Veryl Simulator: Performance Comparison with Verilator
2026-05-26
We have been working on a native Veryl simulator built on the new IR-based analyzer introduced earlier this year. This post shares early performance numbers comparing it against Verilator, the de facto standard open source SystemVerilog simulator.
Approach
The Veryl simulator combines two execution backends:
- A Cranelift-based backend that trades optimization quality for compile speed, so the first run starts with little upfront cost.
- A GCC-based backend that runs in the background to produce a more heavily optimized binary. Once the optimized binary is ready, the running simulation switches over to it dynamically.

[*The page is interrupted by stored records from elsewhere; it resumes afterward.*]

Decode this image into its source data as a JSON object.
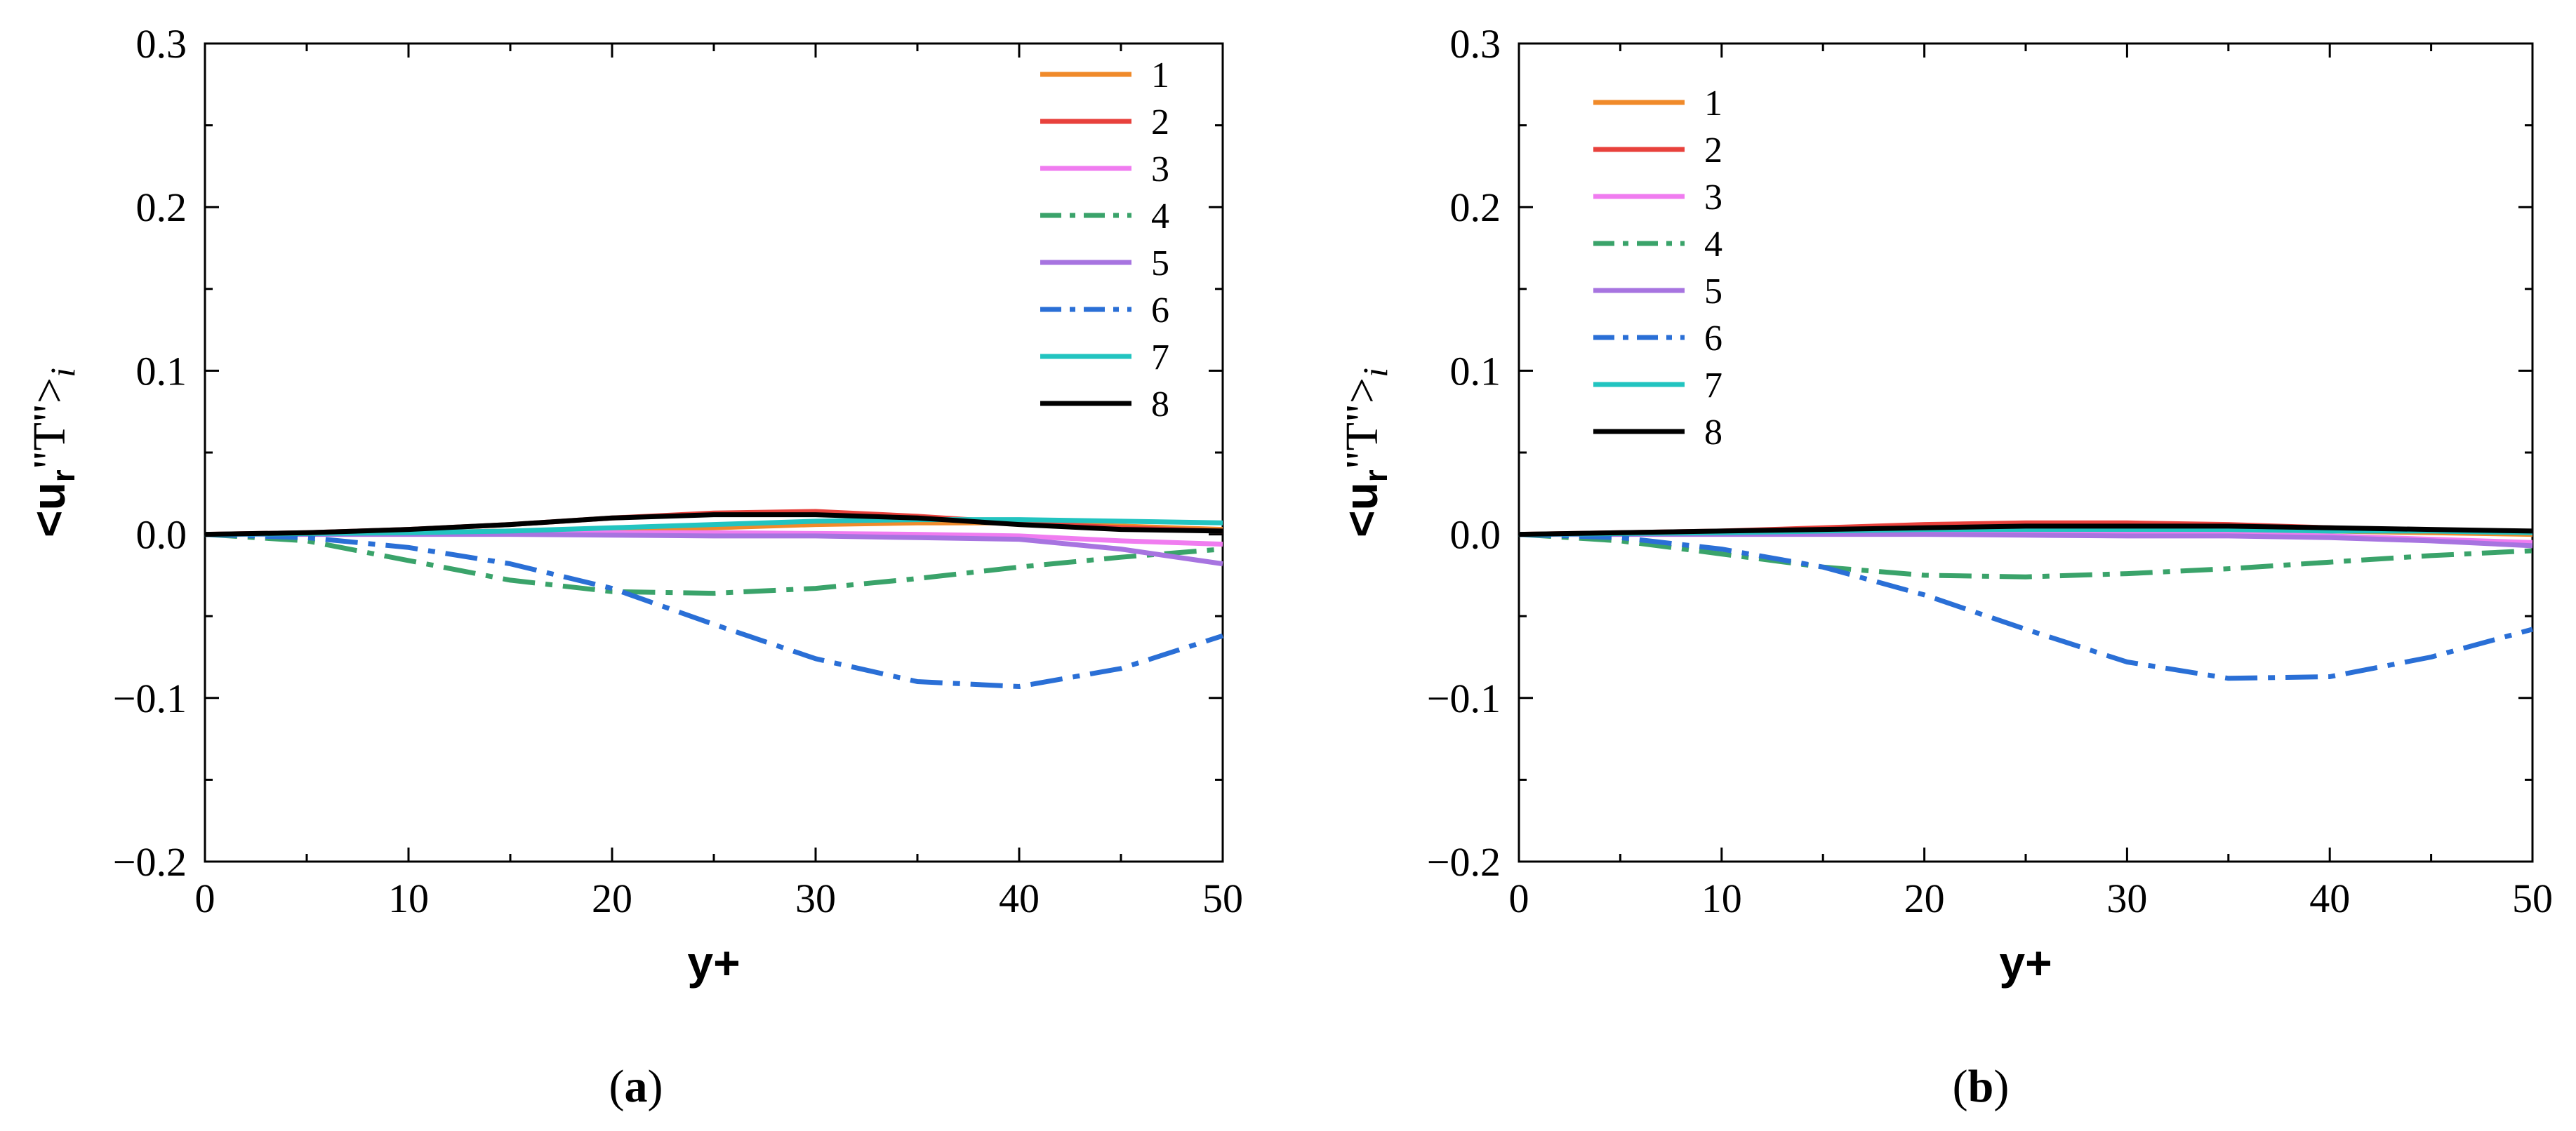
{
  "colors": {
    "s1": "#f08a2a",
    "s2": "#e8413c",
    "s3": "#f07cf0",
    "s4": "#3aa36a",
    "s5": "#a774e0",
    "s6": "#2a6fd6",
    "s7": "#22c4c0",
    "s8": "#000000"
  },
  "chart_data": [
    {
      "type": "line",
      "panel": "a",
      "caption": {
        "open": "(",
        "letter": "a",
        "close": ")"
      },
      "xlabel": "y+",
      "ylabel": {
        "open": "<u",
        "sub": "r",
        "mid": "\"T\">",
        "italic": "i"
      },
      "xlim": [
        0,
        50
      ],
      "ylim": [
        -0.2,
        0.3
      ],
      "xticks": [
        0,
        10,
        20,
        30,
        40,
        50
      ],
      "xtick_labels": [
        "0",
        "10",
        "20",
        "30",
        "40",
        "50"
      ],
      "yticks": [
        -0.2,
        -0.1,
        0.0,
        0.1,
        0.2,
        0.3
      ],
      "ytick_labels": [
        "−0.2",
        "−0.1",
        "0.0",
        "0.1",
        "0.2",
        "0.3"
      ],
      "legend_position": "top-right",
      "series": [
        {
          "name": "1",
          "style": "solid",
          "x": [
            0,
            5,
            10,
            15,
            20,
            25,
            30,
            35,
            40,
            45,
            50
          ],
          "y": [
            0,
            0.0005,
            0.001,
            0.002,
            0.003,
            0.004,
            0.006,
            0.007,
            0.007,
            0.005,
            0.003
          ]
        },
        {
          "name": "2",
          "style": "solid",
          "x": [
            0,
            5,
            10,
            15,
            20,
            25,
            30,
            35,
            40,
            45,
            50
          ],
          "y": [
            0,
            0.001,
            0.003,
            0.006,
            0.01,
            0.013,
            0.014,
            0.011,
            0.007,
            0.004,
            0.002
          ]
        },
        {
          "name": "3",
          "style": "solid",
          "x": [
            0,
            5,
            10,
            15,
            20,
            25,
            30,
            35,
            40,
            45,
            50
          ],
          "y": [
            0,
            0.0005,
            0.001,
            0.001,
            0.001,
            0.001,
            0.0005,
            0,
            -0.001,
            -0.004,
            -0.006
          ]
        },
        {
          "name": "4",
          "style": "dashdot",
          "x": [
            0,
            5,
            10,
            15,
            20,
            25,
            30,
            35,
            40,
            45,
            50
          ],
          "y": [
            0,
            -0.004,
            -0.016,
            -0.028,
            -0.035,
            -0.036,
            -0.033,
            -0.027,
            -0.02,
            -0.014,
            -0.009
          ]
        },
        {
          "name": "5",
          "style": "solid",
          "x": [
            0,
            5,
            10,
            15,
            20,
            25,
            30,
            35,
            40,
            45,
            50
          ],
          "y": [
            0,
            0,
            0,
            0,
            -0.0005,
            -0.001,
            -0.001,
            -0.002,
            -0.003,
            -0.009,
            -0.018
          ]
        },
        {
          "name": "6",
          "style": "dashdot",
          "x": [
            0,
            5,
            10,
            15,
            20,
            25,
            30,
            35,
            40,
            45,
            50
          ],
          "y": [
            0,
            -0.002,
            -0.008,
            -0.018,
            -0.033,
            -0.055,
            -0.076,
            -0.09,
            -0.093,
            -0.082,
            -0.062
          ]
        },
        {
          "name": "7",
          "style": "solid",
          "x": [
            0,
            5,
            10,
            15,
            20,
            25,
            30,
            35,
            40,
            45,
            50
          ],
          "y": [
            0,
            0.0005,
            0.001,
            0.002,
            0.004,
            0.006,
            0.008,
            0.009,
            0.009,
            0.008,
            0.007
          ]
        },
        {
          "name": "8",
          "style": "solid",
          "x": [
            0,
            5,
            10,
            15,
            20,
            25,
            30,
            35,
            40,
            45,
            50
          ],
          "y": [
            0,
            0.001,
            0.003,
            0.006,
            0.01,
            0.012,
            0.012,
            0.01,
            0.006,
            0.003,
            0.002
          ]
        }
      ]
    },
    {
      "type": "line",
      "panel": "b",
      "caption": {
        "open": "(",
        "letter": "b",
        "close": ")"
      },
      "xlabel": "y+",
      "ylabel": {
        "open": "<u",
        "sub": "r",
        "mid": "\"T\">",
        "italic": "i"
      },
      "xlim": [
        0,
        50
      ],
      "ylim": [
        -0.2,
        0.3
      ],
      "xticks": [
        0,
        10,
        20,
        30,
        40,
        50
      ],
      "xtick_labels": [
        "0",
        "10",
        "20",
        "30",
        "40",
        "50"
      ],
      "yticks": [
        -0.2,
        -0.1,
        0.0,
        0.1,
        0.2,
        0.3
      ],
      "ytick_labels": [
        "−0.2",
        "−0.1",
        "0.0",
        "0.1",
        "0.2",
        "0.3"
      ],
      "legend_position": "top-left",
      "series": [
        {
          "name": "1",
          "style": "solid",
          "x": [
            0,
            5,
            10,
            15,
            20,
            25,
            30,
            35,
            40,
            45,
            50
          ],
          "y": [
            0,
            0.0005,
            0.001,
            0.002,
            0.003,
            0.003,
            0.003,
            0.003,
            0.002,
            0.001,
            0
          ]
        },
        {
          "name": "2",
          "style": "solid",
          "x": [
            0,
            5,
            10,
            15,
            20,
            25,
            30,
            35,
            40,
            45,
            50
          ],
          "y": [
            0,
            0.001,
            0.002,
            0.004,
            0.006,
            0.007,
            0.007,
            0.006,
            0.004,
            0.002,
            0.001
          ]
        },
        {
          "name": "3",
          "style": "solid",
          "x": [
            0,
            5,
            10,
            15,
            20,
            25,
            30,
            35,
            40,
            45,
            50
          ],
          "y": [
            0,
            0,
            0.0005,
            0.001,
            0.001,
            0.001,
            0.0005,
            0,
            -0.001,
            -0.003,
            -0.005
          ]
        },
        {
          "name": "4",
          "style": "dashdot",
          "x": [
            0,
            5,
            10,
            15,
            20,
            25,
            30,
            35,
            40,
            45,
            50
          ],
          "y": [
            0,
            -0.004,
            -0.012,
            -0.02,
            -0.025,
            -0.026,
            -0.024,
            -0.021,
            -0.017,
            -0.013,
            -0.01
          ]
        },
        {
          "name": "5",
          "style": "solid",
          "x": [
            0,
            5,
            10,
            15,
            20,
            25,
            30,
            35,
            40,
            45,
            50
          ],
          "y": [
            0,
            0,
            0,
            0,
            0,
            -0.0005,
            -0.001,
            -0.001,
            -0.002,
            -0.004,
            -0.007
          ]
        },
        {
          "name": "6",
          "style": "dashdot",
          "x": [
            0,
            5,
            10,
            15,
            20,
            25,
            30,
            35,
            40,
            45,
            50
          ],
          "y": [
            0,
            -0.002,
            -0.009,
            -0.02,
            -0.037,
            -0.058,
            -0.078,
            -0.088,
            -0.087,
            -0.075,
            -0.058
          ]
        },
        {
          "name": "7",
          "style": "solid",
          "x": [
            0,
            5,
            10,
            15,
            20,
            25,
            30,
            35,
            40,
            45,
            50
          ],
          "y": [
            0,
            0.0005,
            0.001,
            0.002,
            0.003,
            0.003,
            0.003,
            0.003,
            0.002,
            0.002,
            0.001
          ]
        },
        {
          "name": "8",
          "style": "solid",
          "x": [
            0,
            5,
            10,
            15,
            20,
            25,
            30,
            35,
            40,
            45,
            50
          ],
          "y": [
            0,
            0.001,
            0.002,
            0.003,
            0.004,
            0.005,
            0.005,
            0.005,
            0.004,
            0.003,
            0.002
          ]
        }
      ]
    }
  ]
}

In practice the simulation starts running almost immediately on the Cranelift output, and then speeds up mid-run once GCC has finished compiling.
Benchmark
We ran a Linux boot (about 30M simulated cycles) on Heliodor, an Out-of-Order RISC-V core written in Veryl, with 1, 2, and 4 core configurations.
- Veryl: latest nightly (2026-05-26)
- Verilator: v5.040
The Veryl simulator also supports 4-state simulation. We used 2-state mode for this benchmark because this version of Verilator is 2-state only.
For each configuration we measured both the first run (no cached artifacts) and the cached run (re-running after the optimized binary has been built), on two machines representing different CPU generations.
Intel Xeon Gold 6434 (Sapphire Rapids, 2023)
AMD Ryzen Threadripper 1950X (Zen 1, 2017)
Observations
- On the first run, Cranelift's fast compilation lets Veryl start executing noticeably sooner than Verilator, which spends a significant portion of the wall-clock time on C++ compilation. The first-run improvement ranges from about 33 % to 61 % across the two machines.
- On the cached run, both simulators reuse a previously built native binary, so the comparison is between the GCC-optimized output of each toolchain. Veryl is still consistently faster.
- Across CPU generations, the gap is larger on the older Threadripper 1950X (Zen 1) than on the Xeon Gold 6434 (Sapphire Rapids) — the smallest cached-run cases shrink to 4–8 % on Sapphire Rapids but stay at 24–49 % on Zen 1. We suspect Verilator's generated C++ is more sensitive to older microarchitectures than the Veryl backends.
Veryl is faster than Verilator in both modes: substantially on the first run, and more modestly on the cached run. Most edit-compile-run cycles during development are dominated by the first-run number. Once a simulation runs long enough — regression sweeps, full OS boots — the cached-run number takes over.
What's next
The simulator is still under active development. We plan to extend the benchmark to other CPU architectures and a wider range of designs, and to publish the benchmark setup so the numbers can be reproduced.